Passing multiple arguments to a single-argument function
What do you think is the value of mean(9,10,11)
? No, it’s not 10.
It’s 9. The mean
function computes the mean of the first argument.
The second and third arguments are being interpreted as other,
positional arguments. To pass multiple items into a single argument, we put them in a vector with the c
operator. mean(c(9,10,11))
will return 10, as you might expect.
Some functions, such as mean
, take one argument. Other arguments,
such as max
and min
, take multiple arguments and apply
themselves across all arguments. Be sure you know which is which.
Thinking that max behaves like pmax, or that min behaves like pmin
The max
and min
functions have multiple arguments and return one
value: the maximum or minimum of all their arguments.
The pmax
and pmin
functions have multiple arguments but return a
vector with values taken element-wise from the arguments. For more info, see Recipe 12.8,
“Finding Parwise Minimums or Maximums”.
Misusing a function that does not understand data frames
Some functions are quite clever regarding data frames. They apply
themselves to the individual columns of the data frame, computing
their result for each individual column. Sadly, not all functions are that clever.
This includes the
mean
, median
, max
, and min
functions. They will lump together every
value from every column and compute their result from the lump or possibly just return an error. Be aware of which functions are
savvy to data frames and which are not. When in doubt, read the documentation for the function you are considering.
Using single backslash (\
) in Windows Paths
If you are using R on Windows, it is common to copy and paste a filepath into your R script. Windows File Explorer will show you that your path is C:\temp\my_file.csv, but if you try to tell R to read that file, you’ll get a cryptic message:
Error: '\m' is an unrecognized escape in character string starting "'.\temp\m"
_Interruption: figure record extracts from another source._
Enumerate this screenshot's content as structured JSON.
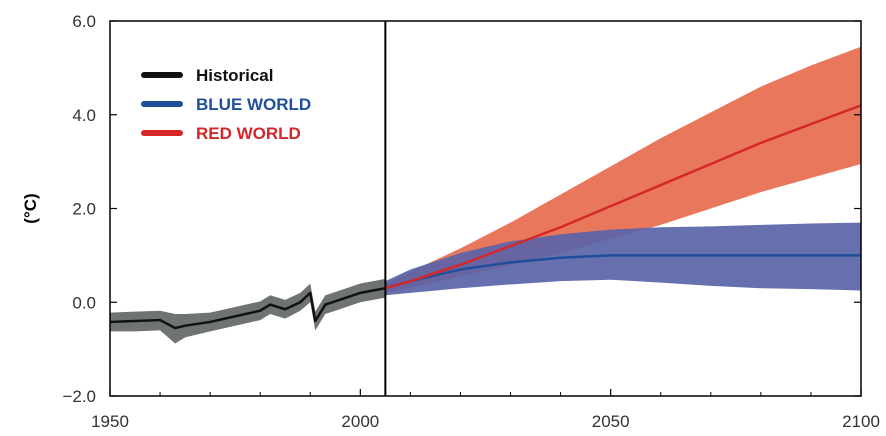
{
  "chart_data": {
    "type": "line",
    "title": "",
    "xlabel": "",
    "ylabel": "(°C)",
    "xlim": [
      1950,
      2100
    ],
    "ylim": [
      -2.0,
      6.0
    ],
    "xticks": [
      1950,
      2000,
      2050,
      2100
    ],
    "yticks": [
      -2.0,
      0.0,
      2.0,
      4.0,
      6.0
    ],
    "ytick_labels": [
      "−2.0",
      "0.0",
      "2.0",
      "4.0",
      "6.0"
    ],
    "xtick_labels": [
      "1950",
      "2000",
      "2050",
      "2100"
    ],
    "divider_x": 2005,
    "grid": false,
    "legend_position": "top-left",
    "series": [
      {
        "name": "Historical",
        "color": "#111111",
        "band_color": "#6f7470",
        "x": [
          1950,
          1955,
          1960,
          1963,
          1965,
          1970,
          1975,
          1980,
          1982,
          1985,
          1988,
          1990,
          1991,
          1993,
          1995,
          2000,
          2005
        ],
        "values": [
          -0.42,
          -0.4,
          -0.38,
          -0.55,
          -0.5,
          -0.42,
          -0.3,
          -0.18,
          -0.05,
          -0.15,
          0.0,
          0.2,
          -0.4,
          -0.05,
          0.02,
          0.2,
          0.3
        ],
        "lower": [
          -0.62,
          -0.62,
          -0.6,
          -0.88,
          -0.75,
          -0.62,
          -0.5,
          -0.38,
          -0.25,
          -0.35,
          -0.18,
          0.0,
          -0.6,
          -0.25,
          -0.18,
          0.0,
          0.1
        ],
        "upper": [
          -0.22,
          -0.2,
          -0.18,
          -0.25,
          -0.25,
          -0.22,
          -0.1,
          0.02,
          0.15,
          0.05,
          0.2,
          0.4,
          -0.2,
          0.15,
          0.22,
          0.4,
          0.5
        ]
      },
      {
        "name": "BLUE WORLD",
        "color": "#1f4e9c",
        "band_color": "#5a64a8",
        "x": [
          2005,
          2010,
          2020,
          2030,
          2040,
          2050,
          2060,
          2070,
          2080,
          2090,
          2100
        ],
        "values": [
          0.3,
          0.45,
          0.7,
          0.85,
          0.95,
          1.0,
          1.0,
          1.0,
          1.0,
          1.0,
          1.0
        ],
        "lower": [
          0.15,
          0.2,
          0.3,
          0.38,
          0.45,
          0.48,
          0.42,
          0.35,
          0.3,
          0.28,
          0.25
        ],
        "upper": [
          0.45,
          0.7,
          1.05,
          1.3,
          1.45,
          1.55,
          1.6,
          1.62,
          1.65,
          1.68,
          1.7
        ]
      },
      {
        "name": "RED WORLD",
        "color": "#d62728",
        "band_color": "#e8775c",
        "x": [
          2005,
          2010,
          2020,
          2030,
          2040,
          2050,
          2060,
          2070,
          2080,
          2090,
          2100
        ],
        "values": [
          0.3,
          0.45,
          0.8,
          1.2,
          1.6,
          2.05,
          2.5,
          2.95,
          3.4,
          3.8,
          4.2
        ],
        "lower": [
          0.2,
          0.3,
          0.55,
          0.8,
          1.05,
          1.35,
          1.65,
          2.0,
          2.35,
          2.65,
          2.95
        ],
        "upper": [
          0.4,
          0.65,
          1.15,
          1.7,
          2.3,
          2.9,
          3.5,
          4.05,
          4.6,
          5.05,
          5.45
        ]
      }
    ]
  }
}
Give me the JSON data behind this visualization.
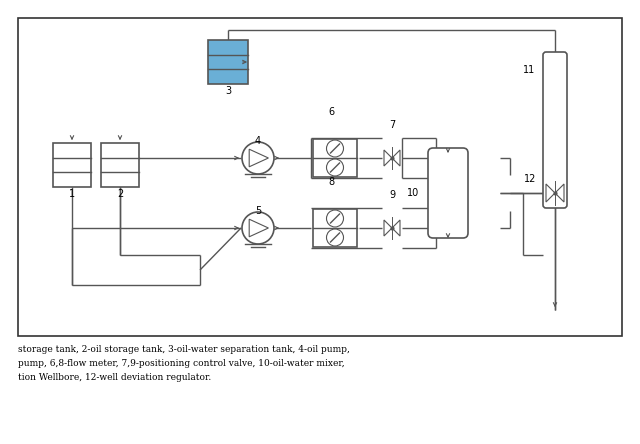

This is because R sees backslashes as special characters. You can get around this by using either forward slashes (/
) or double backslashes (\\
).
This is only an issue on Windows because both Mac and Linux use forward slashes as path separators.
Posting a question to Stack Overflow or the mailing list before searching for the answer
Don’t waste your time. Don’t waste other people’s time. Before you post a question to a mailing list or to Stack Overflow, do your homework and search the archives. Odds are, someone has already answered your question. If so, you’ll see the answer in the discussion thread for the question. See Recipe 1.13, “Searching the Mailing Lists”.
See Also
See Recipes 1.13, “Searching the Mailing Lists”, 2.9, “Selecting Vector Elements”, 5.3, “Understanding the Recycling Rule”, and 5.7, “Selecting List Elements by Position”.